For every week the partial shutdown is in effect, Moody's estimates it will cost the economy about 0.04 percent of GDP growth. Additionally, the ongoing trade tensions between the U.S. and China, continue to worry producers and investors.

If Trump wanted to boost investor sentiment, Sweet noted, "a dovish Fed may help temporarily, but an end to the trade tensions with China would be more significant."

Moreover, the president's criticism of the independent central bank could end up backfiring. "Policymakers faced with a close call on whether to hike rates could lean hawkish just to be sure they are not seen as being politically influenced," he advised.

What started in 2009 with the Obama administration's stimulus package, a $700 billion Wall Street bailout and virtually zero percent interest rates, is said to be the longest running recovery in modern history.

Despite arguments from the Obama and Trump administrations that the U.S. economy has gotten back on track, economist and president of the libertarian Mises Institute Jeff Deist argued it is "absolutely" headed for another recession based on the fundamentals, not the behavior of the president.

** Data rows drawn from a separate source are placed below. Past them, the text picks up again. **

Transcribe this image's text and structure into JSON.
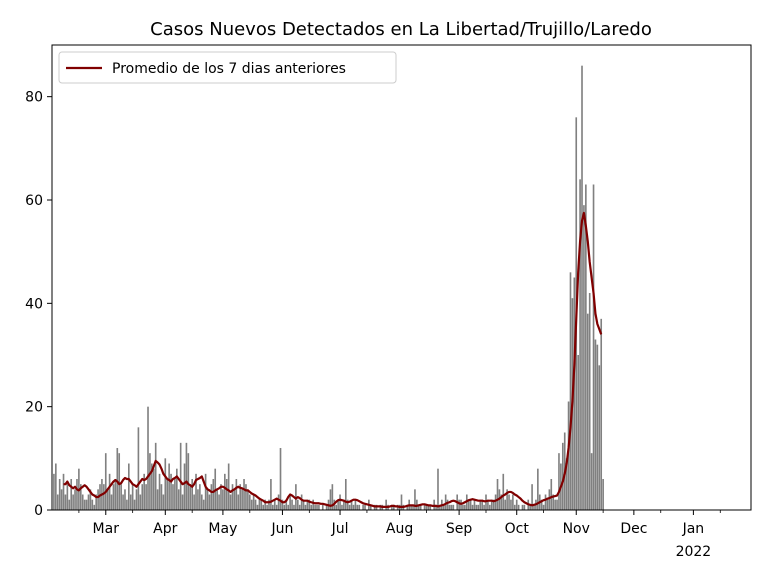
{
  "chart_data": {
    "type": "bar",
    "title": "Casos Nuevos Detectados en La Libertad/Trujillo/Laredo",
    "xlabel": "",
    "ylabel": "",
    "x_range": [
      "2021-02-01",
      "2022-01-31"
    ],
    "ylim": [
      0,
      90
    ],
    "y_ticks": [
      0,
      20,
      40,
      60,
      80
    ],
    "x_ticks": [
      {
        "date": "2021-03-01",
        "label": "Mar"
      },
      {
        "date": "2021-04-01",
        "label": "Apr"
      },
      {
        "date": "2021-05-01",
        "label": "May"
      },
      {
        "date": "2021-06-01",
        "label": "Jun"
      },
      {
        "date": "2021-07-01",
        "label": "Jul"
      },
      {
        "date": "2021-08-01",
        "label": "Aug"
      },
      {
        "date": "2021-09-01",
        "label": "Sep"
      },
      {
        "date": "2021-10-01",
        "label": "Oct"
      },
      {
        "date": "2021-11-01",
        "label": "Nov"
      },
      {
        "date": "2021-12-01",
        "label": "Dec"
      },
      {
        "date": "2022-01-01",
        "label": "Jan",
        "sublabel": "2022"
      }
    ],
    "grid": false,
    "legend_position": "top-left",
    "bar_series": {
      "color": "#808080",
      "values": [
        7,
        9,
        3,
        6,
        4,
        7,
        3,
        5,
        2,
        6,
        3,
        4,
        6,
        8,
        5,
        3,
        2,
        2,
        3,
        4,
        2,
        1,
        3,
        4,
        5,
        6,
        5,
        11,
        4,
        7,
        3,
        5,
        6,
        12,
        11,
        5,
        3,
        4,
        2,
        9,
        3,
        5,
        2,
        4,
        16,
        3,
        5,
        7,
        5,
        20,
        11,
        9,
        8,
        13,
        4,
        7,
        5,
        3,
        10,
        6,
        9,
        7,
        5,
        6,
        8,
        4,
        13,
        3,
        9,
        13,
        11,
        5,
        6,
        3,
        7,
        4,
        5,
        3,
        2,
        7,
        4,
        3,
        5,
        6,
        8,
        4,
        3,
        5,
        4,
        7,
        6,
        9,
        3,
        5,
        4,
        6,
        3,
        5,
        4,
        6,
        5,
        4,
        3,
        2,
        3,
        2,
        1,
        2,
        2,
        1,
        2,
        1,
        2,
        6,
        1,
        2,
        1,
        3,
        12,
        2,
        1,
        2,
        1,
        3,
        2,
        1,
        5,
        2,
        1,
        3,
        2,
        1,
        2,
        2,
        1,
        2,
        1,
        1,
        1,
        0,
        1,
        0,
        1,
        2,
        4,
        5,
        2,
        1,
        2,
        3,
        1,
        2,
        6,
        2,
        1,
        2,
        1,
        2,
        1,
        1,
        0,
        1,
        1,
        0,
        2,
        1,
        0,
        1,
        1,
        0,
        1,
        1,
        0,
        2,
        1,
        0,
        1,
        1,
        0,
        1,
        1,
        3,
        1,
        0,
        1,
        2,
        1,
        1,
        4,
        2,
        1,
        1,
        0,
        1,
        1,
        1,
        1,
        0,
        2,
        1,
        8,
        1,
        2,
        1,
        3,
        2,
        1,
        1,
        1,
        0,
        3,
        2,
        2,
        1,
        1,
        3,
        2,
        2,
        1,
        2,
        1,
        1,
        2,
        2,
        1,
        3,
        2,
        1,
        2,
        2,
        3,
        6,
        4,
        3,
        7,
        2,
        4,
        3,
        2,
        3,
        1,
        2,
        1,
        0,
        1,
        1,
        0,
        2,
        1,
        5,
        1,
        2,
        8,
        3,
        2,
        1,
        3,
        2,
        4,
        6,
        3,
        2,
        2,
        11,
        9,
        13,
        15,
        10,
        21,
        46,
        41,
        45,
        76,
        30,
        64,
        86,
        59,
        63,
        38,
        42,
        11,
        63,
        33,
        32,
        28,
        37,
        6
      ]
    },
    "line_series": {
      "name": "Promedio de los 7 dias anteriores",
      "color": "#800000",
      "start_date": "2021-02-07",
      "values": [
        5.0,
        5.0,
        5.5,
        4.8,
        4.5,
        4.2,
        4.5,
        4.0,
        3.8,
        4.2,
        4.5,
        4.8,
        4.5,
        4.0,
        3.5,
        3.0,
        2.8,
        2.5,
        2.5,
        2.8,
        3.0,
        3.2,
        3.5,
        4.0,
        4.5,
        5.0,
        5.5,
        5.8,
        5.5,
        5.0,
        5.2,
        5.8,
        6.2,
        6.0,
        6.0,
        5.5,
        5.0,
        4.8,
        4.5,
        5.0,
        5.5,
        6.0,
        5.8,
        6.0,
        6.5,
        7.0,
        7.5,
        8.5,
        9.5,
        9.2,
        8.8,
        8.0,
        7.0,
        6.5,
        6.0,
        5.8,
        5.5,
        6.0,
        6.2,
        6.5,
        6.0,
        5.5,
        5.0,
        5.2,
        5.5,
        5.0,
        4.8,
        4.5,
        5.0,
        5.8,
        6.0,
        6.2,
        6.5,
        5.5,
        4.5,
        4.0,
        3.8,
        3.5,
        3.5,
        3.8,
        4.0,
        4.2,
        4.5,
        4.5,
        4.3,
        4.0,
        3.8,
        3.5,
        3.8,
        4.0,
        4.3,
        4.5,
        4.3,
        4.2,
        4.0,
        3.8,
        3.8,
        3.5,
        3.2,
        3.0,
        2.8,
        2.5,
        2.2,
        2.0,
        1.8,
        1.5,
        1.5,
        1.5,
        1.6,
        1.8,
        2.0,
        2.2,
        2.0,
        1.8,
        1.5,
        1.5,
        1.8,
        2.5,
        3.0,
        2.8,
        2.5,
        2.2,
        2.5,
        2.3,
        2.0,
        1.8,
        1.8,
        1.8,
        1.6,
        1.5,
        1.4,
        1.3,
        1.3,
        1.3,
        1.2,
        1.2,
        1.1,
        1.0,
        0.9,
        0.8,
        0.9,
        1.2,
        1.6,
        1.9,
        2.0,
        1.9,
        1.8,
        1.6,
        1.5,
        1.6,
        1.8,
        2.0,
        2.0,
        1.9,
        1.7,
        1.5,
        1.3,
        1.2,
        1.1,
        1.0,
        0.9,
        0.8,
        0.7,
        0.7,
        0.7,
        0.7,
        0.6,
        0.6,
        0.6,
        0.6,
        0.7,
        0.8,
        0.8,
        0.7,
        0.7,
        0.6,
        0.6,
        0.6,
        0.7,
        0.8,
        0.9,
        0.9,
        0.9,
        0.8,
        0.8,
        0.9,
        1.0,
        1.1,
        1.1,
        1.0,
        0.9,
        0.9,
        0.8,
        0.8,
        0.8,
        0.7,
        0.8,
        0.9,
        1.0,
        1.2,
        1.4,
        1.5,
        1.7,
        1.8,
        1.7,
        1.5,
        1.3,
        1.2,
        1.3,
        1.5,
        1.7,
        1.9,
        2.0,
        2.1,
        2.0,
        1.9,
        1.8,
        1.8,
        1.8,
        1.7,
        1.7,
        1.8,
        1.8,
        1.8,
        1.7,
        1.8,
        2.0,
        2.2,
        2.5,
        2.8,
        3.0,
        3.3,
        3.5,
        3.5,
        3.3,
        3.0,
        2.8,
        2.5,
        2.2,
        1.8,
        1.5,
        1.3,
        1.1,
        1.0,
        0.9,
        1.0,
        1.1,
        1.3,
        1.5,
        1.7,
        1.9,
        2.0,
        2.2,
        2.3,
        2.5,
        2.6,
        2.7,
        2.8,
        3.5,
        4.5,
        5.5,
        7.0,
        9.0,
        12.0,
        16.0,
        21.0,
        28.0,
        37.0,
        46.0,
        52.0,
        56.0,
        57.5,
        55.0,
        52.0,
        48.0,
        45.0,
        42.0,
        38.0,
        36.0,
        35.0,
        34.0
      ]
    }
  }
}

"Political instability in Washington plays a lot less of a role than advertised," he said, noting the record-breaking market gains all took place amid ongoing chaos at the Trump White House. "The bottom line is, since 2008 we haven't addressed the fundamental structural problems in the economy, which is too much debt."

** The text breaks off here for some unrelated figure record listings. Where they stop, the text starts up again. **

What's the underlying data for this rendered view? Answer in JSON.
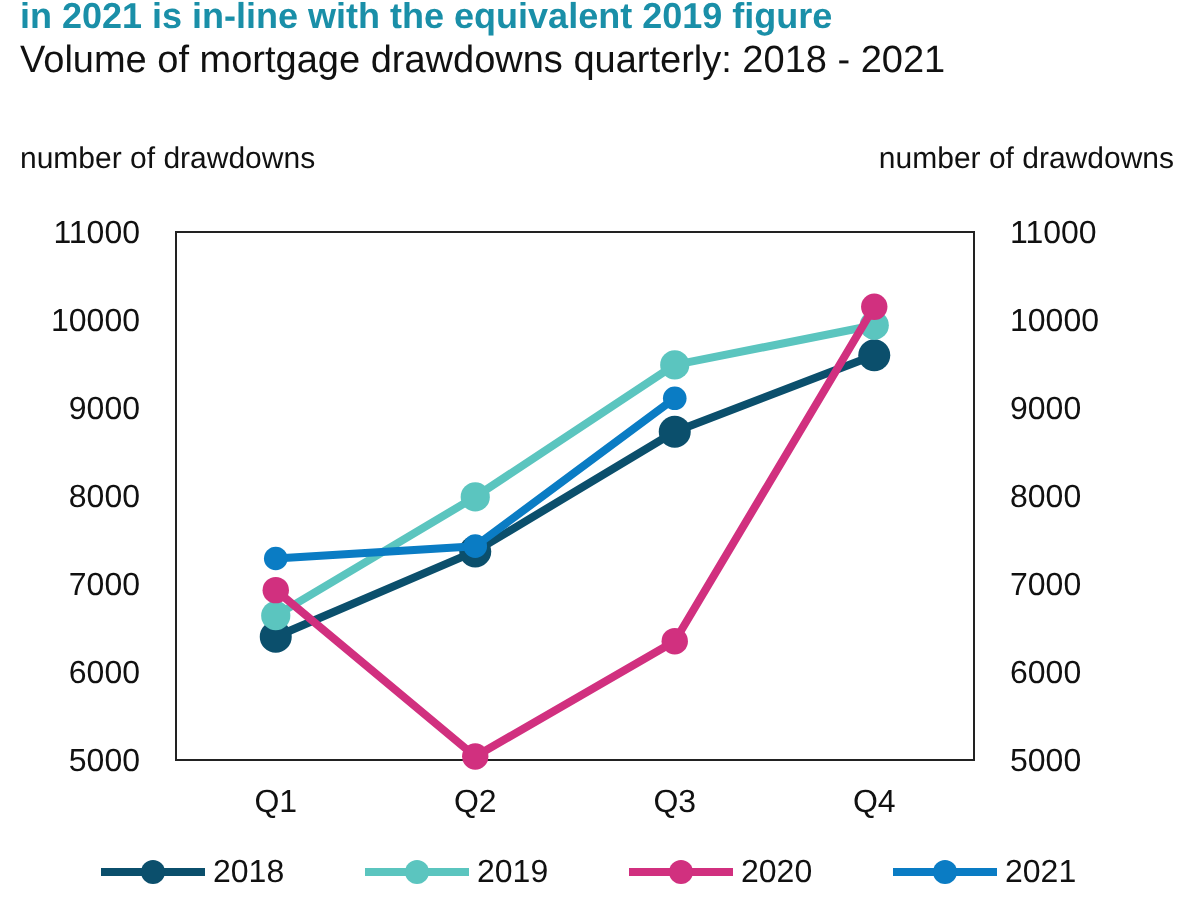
{
  "chart_data": {
    "type": "line",
    "title": "in 2021 is in-line with the equivalent 2019 figure",
    "subtitle": "Volume of mortgage drawdowns quarterly: 2018 - 2021",
    "ylabel": "number of drawdowns",
    "y2label": "number of drawdowns",
    "categories": [
      "Q1",
      "Q2",
      "Q3",
      "Q4"
    ],
    "series": [
      {
        "name": "2018",
        "color": "#0b4f6c",
        "values": [
          6400,
          7370,
          8730,
          9600
        ]
      },
      {
        "name": "2019",
        "color": "#5bc5bf",
        "values": [
          6640,
          7990,
          9490,
          9940
        ]
      },
      {
        "name": "2020",
        "color": "#d1307f",
        "values": [
          6930,
          5040,
          6350,
          10150
        ]
      },
      {
        "name": "2021",
        "color": "#0a7cc4",
        "values": [
          7290,
          7430,
          9110,
          null
        ]
      }
    ],
    "ylim": [
      5000,
      11000
    ],
    "yticks": [
      5000,
      6000,
      7000,
      8000,
      9000,
      10000,
      11000
    ],
    "y2lim": [
      5000,
      11000
    ],
    "y2ticks": [
      5000,
      6000,
      7000,
      8000,
      9000,
      10000,
      11000
    ],
    "marker": "circle",
    "legend": "bottom",
    "grid": false
  }
}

Beginning in 2009, the Federal Reserve's zero interest rate policy created tons of new credit. At the same time, it also created tons of new debt.

American companies now have more bond debt than a decade ago, individuals have higher mortgage, credit card and student loan debts and the government has upward of $21 trillion in debt, more than double what it was in 2008 at the time of the crash.

The Fed's low interest rate policy created a "false sense of prosperity," Deist noted. Borrowing increased, which in turn stimulated record-breaking growth in the stock market, housing prices rebounded and consumer spending is at a high.

"The question is whether it's real," he continued. In other words, whether the conditions of prosperity would have existed without the Fed's stimulus and growing debt.

The answer to that question will become clearer in the coming months, as the Fed plans to continue raising interest rates.

"We’re about to see if the economy can continue on as it has been without this morphine in its system," Deist said. "I'm afraid the answer to that is no. I think we're going to find out that a lot of this presumed growth in the economy since 2008 has really been artificial."